The day began with a procession of school children to the cemetery. The children marched in step bearing flags and other “regalia”. At the cemetery, the recently erected cenotaph to commemorate the pioneers of the district and British Columbia, was unveiled by Mr. Joseph Burr, who has lived in the district since 1864.

At about eleven o’clock a joint service between St. Alban’s and the United church took place in the movie hall. At the close of the service Dominion Government medals were distributed to the school children.

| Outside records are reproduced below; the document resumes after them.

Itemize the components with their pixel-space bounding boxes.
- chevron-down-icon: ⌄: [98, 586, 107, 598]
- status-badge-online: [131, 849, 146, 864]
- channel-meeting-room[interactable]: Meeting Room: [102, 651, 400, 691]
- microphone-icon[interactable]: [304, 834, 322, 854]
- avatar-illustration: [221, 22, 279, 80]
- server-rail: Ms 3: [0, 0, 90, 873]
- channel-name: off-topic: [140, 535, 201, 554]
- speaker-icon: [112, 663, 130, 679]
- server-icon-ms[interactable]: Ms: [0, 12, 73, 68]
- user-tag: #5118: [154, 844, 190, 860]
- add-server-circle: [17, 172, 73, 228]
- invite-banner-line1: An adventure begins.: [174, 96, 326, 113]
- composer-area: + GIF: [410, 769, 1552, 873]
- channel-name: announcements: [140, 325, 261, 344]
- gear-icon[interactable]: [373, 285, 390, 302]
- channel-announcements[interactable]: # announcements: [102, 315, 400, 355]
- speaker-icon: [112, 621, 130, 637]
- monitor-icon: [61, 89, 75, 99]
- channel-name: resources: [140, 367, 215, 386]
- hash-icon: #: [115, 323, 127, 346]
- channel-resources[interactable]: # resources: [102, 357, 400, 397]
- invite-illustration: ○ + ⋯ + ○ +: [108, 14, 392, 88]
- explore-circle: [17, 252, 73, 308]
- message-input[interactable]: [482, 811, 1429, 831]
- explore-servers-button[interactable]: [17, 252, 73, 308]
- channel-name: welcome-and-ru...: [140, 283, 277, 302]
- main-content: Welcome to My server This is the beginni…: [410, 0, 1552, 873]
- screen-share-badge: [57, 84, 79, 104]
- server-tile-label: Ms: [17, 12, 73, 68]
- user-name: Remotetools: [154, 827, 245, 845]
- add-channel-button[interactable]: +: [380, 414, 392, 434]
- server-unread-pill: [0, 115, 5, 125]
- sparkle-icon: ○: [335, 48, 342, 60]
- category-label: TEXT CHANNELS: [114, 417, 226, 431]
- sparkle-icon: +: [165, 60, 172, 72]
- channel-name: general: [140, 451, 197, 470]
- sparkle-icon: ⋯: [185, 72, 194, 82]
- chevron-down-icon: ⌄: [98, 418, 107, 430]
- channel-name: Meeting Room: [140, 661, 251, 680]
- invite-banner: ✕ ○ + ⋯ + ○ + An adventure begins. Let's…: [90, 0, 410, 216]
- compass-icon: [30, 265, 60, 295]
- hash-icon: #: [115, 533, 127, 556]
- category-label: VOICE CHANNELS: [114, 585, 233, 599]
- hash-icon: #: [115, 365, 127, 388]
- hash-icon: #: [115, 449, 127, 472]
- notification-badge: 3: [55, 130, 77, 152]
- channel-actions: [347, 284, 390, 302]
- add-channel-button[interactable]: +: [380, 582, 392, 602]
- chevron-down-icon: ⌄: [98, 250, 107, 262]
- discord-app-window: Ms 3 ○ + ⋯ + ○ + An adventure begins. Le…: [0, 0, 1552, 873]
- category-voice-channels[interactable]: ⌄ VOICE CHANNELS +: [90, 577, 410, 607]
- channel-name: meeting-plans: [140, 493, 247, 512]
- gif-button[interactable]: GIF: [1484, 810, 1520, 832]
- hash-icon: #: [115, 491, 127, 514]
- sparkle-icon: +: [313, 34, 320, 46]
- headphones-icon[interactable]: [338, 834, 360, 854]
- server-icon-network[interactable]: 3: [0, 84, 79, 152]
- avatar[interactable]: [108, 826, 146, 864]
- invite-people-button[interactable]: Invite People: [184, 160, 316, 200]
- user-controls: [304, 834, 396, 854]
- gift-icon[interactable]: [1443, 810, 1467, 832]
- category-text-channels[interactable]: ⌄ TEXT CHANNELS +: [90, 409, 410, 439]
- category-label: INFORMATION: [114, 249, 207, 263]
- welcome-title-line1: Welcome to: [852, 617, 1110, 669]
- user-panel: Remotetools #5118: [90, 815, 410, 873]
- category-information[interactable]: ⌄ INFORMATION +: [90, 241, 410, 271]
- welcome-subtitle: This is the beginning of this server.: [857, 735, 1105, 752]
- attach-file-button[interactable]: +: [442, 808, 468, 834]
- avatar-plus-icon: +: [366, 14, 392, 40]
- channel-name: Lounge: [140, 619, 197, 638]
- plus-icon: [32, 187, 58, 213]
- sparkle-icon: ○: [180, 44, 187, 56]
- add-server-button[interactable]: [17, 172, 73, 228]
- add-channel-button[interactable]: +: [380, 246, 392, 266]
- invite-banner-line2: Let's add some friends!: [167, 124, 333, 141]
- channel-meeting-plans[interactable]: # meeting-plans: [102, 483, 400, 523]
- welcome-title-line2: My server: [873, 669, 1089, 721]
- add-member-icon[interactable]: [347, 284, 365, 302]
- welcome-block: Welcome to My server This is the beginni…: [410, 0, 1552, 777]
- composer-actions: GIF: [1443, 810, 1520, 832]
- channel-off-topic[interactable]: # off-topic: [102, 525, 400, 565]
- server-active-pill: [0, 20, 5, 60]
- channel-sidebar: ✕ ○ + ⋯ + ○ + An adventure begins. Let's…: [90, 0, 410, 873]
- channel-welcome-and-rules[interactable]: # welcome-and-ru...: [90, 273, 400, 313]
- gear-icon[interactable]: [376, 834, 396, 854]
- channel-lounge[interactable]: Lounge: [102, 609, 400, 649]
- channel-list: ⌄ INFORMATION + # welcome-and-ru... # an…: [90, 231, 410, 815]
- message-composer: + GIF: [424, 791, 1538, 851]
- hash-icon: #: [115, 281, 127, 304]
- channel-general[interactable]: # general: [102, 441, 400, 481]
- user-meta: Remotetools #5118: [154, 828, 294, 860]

In the afternoon at about one o’clock a parade of decorated cars and trucks and floats began at the postoffice and made its way along the streets for a period of about thirty minutes. The parade was about three blocks long and almost every car owner in Ashcroft as well as some from outside points including Cache Creek and Clinton took part. Prizes were offered for the best decorated truck with children and the best float and the competition was keen. A number of local boys masqueraded as clowns and created much mirth by their antics and clownish stunts.

An old freight wagon said to be the last to move freight from Yale to Cariboo in 1871, and one of the best preserved of the great caravan of covered wagons that saw service on the Cariboo road in early days, took part in the parade.* This wagon, which had not moved on its wheels for thirty years, took its place with pride and dignity among the more modern string of vehicles that made up the procession, and was drawn by a truck in lieu of mules or oxen that were not available.

The parade was followed by children’s street sports, [and a] baseball game followed. In the evening there was a special movie show beginning at 8 o’clock. This was accompanied by community singing. Ice cream was served free to the children during the races and was sold at the movies. A dance from 11 to 2 ended the long day of celebration, the music for which was furnished by the local orchestra. Refreshments were served at the dance.

*The wagon in question is the one now on display in Ashcroft at the east side of the bridge on Highway 97C.